BAMAKO (January 31, 2013) – As fighting has subsided in Timbuktu, CARE and our local partners are ready to restart activities and support both returnees and people who have remained in the conflict-torn city. In the coming days, CARE will distribute more than 18,000 metric tons of food to more than 131,000 people.
“We know that people in Timbuktu have gone through a great deal of suffering, and have been forced to take tough decisions,” said Claudine Mensah Awute, country director with CARE Mali.
“Those who remained have not only been living in fear for nearly a year, but were cut off from everything. Schools, clinics have been shut down. There has been a lack of electricity and water. Food prices have been rising steeply, in some areas of northern Mali skyrocketing up to 90 percent.
“Those who fled – often women with their children or children by themselves – have been separated from their husbands or fathers. They have been living from one day to another, relying on good-hearted relatives or assistance from aid organizations, such as CARE.
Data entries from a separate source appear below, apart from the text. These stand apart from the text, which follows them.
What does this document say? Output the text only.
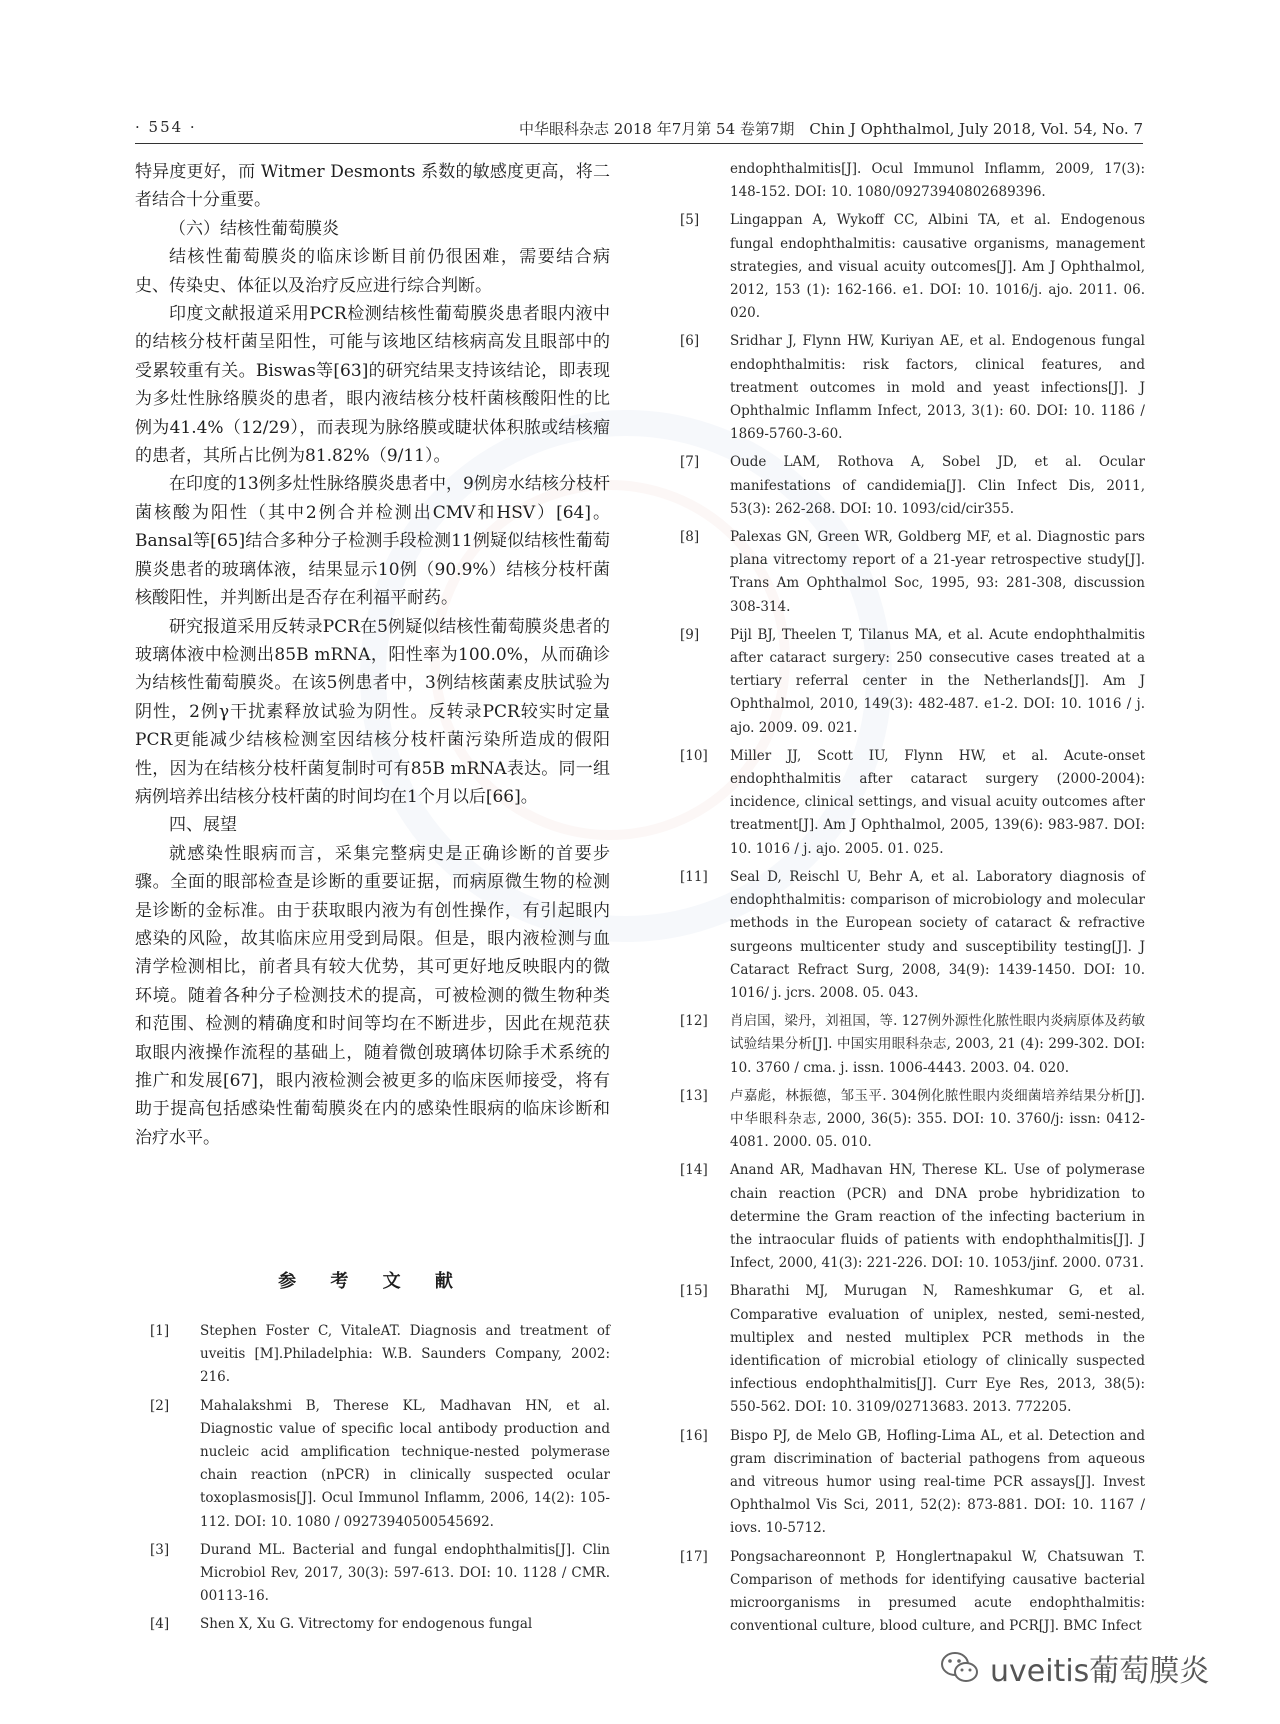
· 554 ·	中华眼科杂志 2018 年7月第 54 卷第7期　Chin J Ophthalmol, July 2018, Vol. 54, No. 7

特异度更好，而 Witmer Desmonts 系数的敏感度更高，将二者结合十分重要。

（六）结核性葡萄膜炎

结核性葡萄膜炎的临床诊断目前仍很困难，需要结合病史、传染史、体征以及治疗反应进行综合判断。

印度文献报道采用PCR检测结核性葡萄膜炎患者眼内液中的结核分枝杆菌呈阳性，可能与该地区结核病高发且眼部中的受累较重有关。Biswas等[63]的研究结果支持该结论，即表现为多灶性脉络膜炎的患者，眼内液结核分枝杆菌核酸阳性的比例为41.4%（12/29），而表现为脉络膜或睫状体积脓或结核瘤的患者，其所占比例为81.82%（9/11）。

在印度的13例多灶性脉络膜炎患者中，9例房水结核分枝杆菌核酸为阳性（其中2例合并检测出CMV和HSV）[64]。Bansal等[65]结合多种分子检测手段检测11例疑似结核性葡萄膜炎患者的玻璃体液，结果显示10例（90.9%）结核分枝杆菌核酸阳性，并判断出是否存在利福平耐药。

研究报道采用反转录PCR在5例疑似结核性葡萄膜炎患者的玻璃体液中检测出85B mRNA，阳性率为100.0%，从而确诊为结核性葡萄膜炎。在该5例患者中，3例结核菌素皮肤试验为阴性，2例γ干扰素释放试验为阴性。反转录PCR较实时定量PCR更能减少结核检测室因结核分枝杆菌污染所造成的假阳性，因为在结核分枝杆菌复制时可有85B mRNA表达。同一组病例培养出结核分枝杆菌的时间均在1个月以后[66]。

四、展望

就感染性眼病而言，采集完整病史是正确诊断的首要步骤。全面的眼部检查是诊断的重要证据，而病原微生物的检测是诊断的金标准。由于获取眼内液为有创性操作，有引起眼内感染的风险，故其临床应用受到局限。但是，眼内液检测与血清学检测相比，前者具有较大优势，其可更好地反映眼内的微环境。随着各种分子检测技术的提高，可被检测的微生物种类和范围、检测的精确度和时间等均在不断进步，因此在规范获取眼内液操作流程的基础上，随着微创玻璃体切除手术系统的推广和发展[67]，眼内液检测会被更多的临床医师接受，将有助于提高包括感染性葡萄膜炎在内的感染性眼病的临床诊断和治疗水平。

参 考 文 献
[1] Stephen Foster C, VitaleAT. Diagnosis and treatment of uveitis [M].Philadelphia: W.B. Saunders Company, 2002: 216.
[2] Mahalakshmi B, Therese KL, Madhavan HN, et al. Diagnostic value of specific local antibody production and nucleic acid amplification technique-nested polymerase chain reaction (nPCR) in clinically suspected ocular toxoplasmosis[J]. Ocul Immunol Inflamm, 2006, 14(2): 105-112. DOI: 10. 1080 / 09273940500545692.
[3] Durand ML. Bacterial and fungal endophthalmitis[J]. Clin Microbiol Rev, 2017, 30(3): 597-613. DOI: 10. 1128 / CMR. 00113-16.
[4] Shen X, Xu G. Vitrectomy for endogenous fungal
endophthalmitis[J]. Ocul Immunol Inflamm, 2009, 17(3): 148-152. DOI: 10. 1080/09273940802689396.
[5] Lingappan A, Wykoff CC, Albini TA, et al. Endogenous fungal endophthalmitis: causative organisms, management strategies, and visual acuity outcomes[J]. Am J Ophthalmol, 2012, 153 (1): 162-166. e1. DOI: 10. 1016/j. ajo. 2011. 06. 020.
[6] Sridhar J, Flynn HW, Kuriyan AE, et al. Endogenous fungal endophthalmitis: risk factors, clinical features, and treatment outcomes in mold and yeast infections[J]. J Ophthalmic Inflamm Infect, 2013, 3(1): 60. DOI: 10. 1186 / 1869-5760-3-60.
[7] Oude LAM, Rothova A, Sobel JD, et al. Ocular manifestations of candidemia[J]. Clin Infect Dis, 2011, 53(3): 262-268. DOI: 10. 1093/cid/cir355.
[8] Palexas GN, Green WR, Goldberg MF, et al. Diagnostic pars plana vitrectomy report of a 21-year retrospective study[J]. Trans Am Ophthalmol Soc, 1995, 93: 281-308, discussion 308-314.
[9] Pijl BJ, Theelen T, Tilanus MA, et al. Acute endophthalmitis after cataract surgery: 250 consecutive cases treated at a tertiary referral center in the Netherlands[J]. Am J Ophthalmol, 2010, 149(3): 482-487. e1-2. DOI: 10. 1016 / j. ajo. 2009. 09. 021.
[10] Miller JJ, Scott IU, Flynn HW, et al. Acute-onset endophthalmitis after cataract surgery (2000-2004): incidence, clinical settings, and visual acuity outcomes after treatment[J]. Am J Ophthalmol, 2005, 139(6): 983-987. DOI: 10. 1016 / j. ajo. 2005. 01. 025.
[11] Seal D, Reischl U, Behr A, et al. Laboratory diagnosis of endophthalmitis: comparison of microbiology and molecular methods in the European society of cataract & refractive surgeons multicenter study and susceptibility testing[J]. J Cataract Refract Surg, 2008, 34(9): 1439-1450. DOI: 10. 1016/ j. jcrs. 2008. 05. 043.
[12] 肖启国，梁丹，刘祖国，等. 127例外源性化脓性眼内炎病原体及药敏试验结果分析[J]. 中国实用眼科杂志, 2003, 21 (4): 299-302. DOI: 10. 3760 / cma. j. issn. 1006-4443. 2003. 04. 020.
[13] 卢嘉彪，林振德，邹玉平. 304例化脓性眼内炎细菌培养结果分析[J]. 中华眼科杂志, 2000, 36(5): 355. DOI: 10. 3760/j: issn: 0412-4081. 2000. 05. 010.
[14] Anand AR, Madhavan HN, Therese KL. Use of polymerase chain reaction (PCR) and DNA probe hybridization to determine the Gram reaction of the infecting bacterium in the intraocular fluids of patients with endophthalmitis[J]. J Infect, 2000, 41(3): 221-226. DOI: 10. 1053/jinf. 2000. 0731.
[15] Bharathi MJ, Murugan N, Rameshkumar G, et al. Comparative evaluation of uniplex, nested, semi-nested, multiplex and nested multiplex PCR methods in the identification of microbial etiology of clinically suspected infectious endophthalmitis[J]. Curr Eye Res, 2013, 38(5): 550-562. DOI: 10. 3109/02713683. 2013. 772205.
[16] Bispo PJ, de Melo GB, Hofling-Lima AL, et al. Detection and gram discrimination of bacterial pathogens from aqueous and vitreous humor using real-time PCR assays[J]. Invest Ophthalmol Vis Sci, 2011, 52(2): 873-881. DOI: 10. 1167 / iovs. 10-5712.
[17] Pongsachareonnont P, Honglertnapakul W, Chatsuwan T. Comparison of methods for identifying causative bacterial microorganisms in presumed acute endophthalmitis: conventional culture, blood culture, and PCR[J]. BMC Infect
uveitis葡萄膜炎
“Many are ready to return to Timbuktu but they know that there is little to nothing waiting for them back home. In the next days, food supplies provided by the World Food Programme will arrive in Timbuktu and CARE and its partners are on the ground, ready to distribute this food to people in need,” said Awute.
CARE calls for US$1 million to assist Malians in need and respond to their most urgent needs over the coming three months.
“The fact that during the recent Donors Conference in Ethiopia, over $450 million was provided to support military operations demonstrates the ability of the international community to mobilize resources for Mali. There is a need for a similar level of commitment and mobilization to meet urgent humanitarian needs,” said Awute.
There are significant unmet humanitarian needs in both Mali and in neighboring countries hosting refugees. Since January 11 alone, more than 15,000 people have fled the country, and more than 9,000 people have been displaced in southern Mali. According to OCHA, there are now nearly 400,000 Malians displaced because of the conflict.
CARE’s recent assessments in Ségou indicate that internally displaced people (IDPs) need immediate access to not only food but also water, adequate shelter, kitchen utensils, blankets, mats, mosquito nets and soap.
In Ségou and Mopti, two of the five areas in most need of assistance, CARE has been supporting displaced people and host families with food and basic relief items such as mosquito nets, soap, kitchen utensils, tarps, blankets and sleeping mats. To date, CARE has reached 22,000 people with food.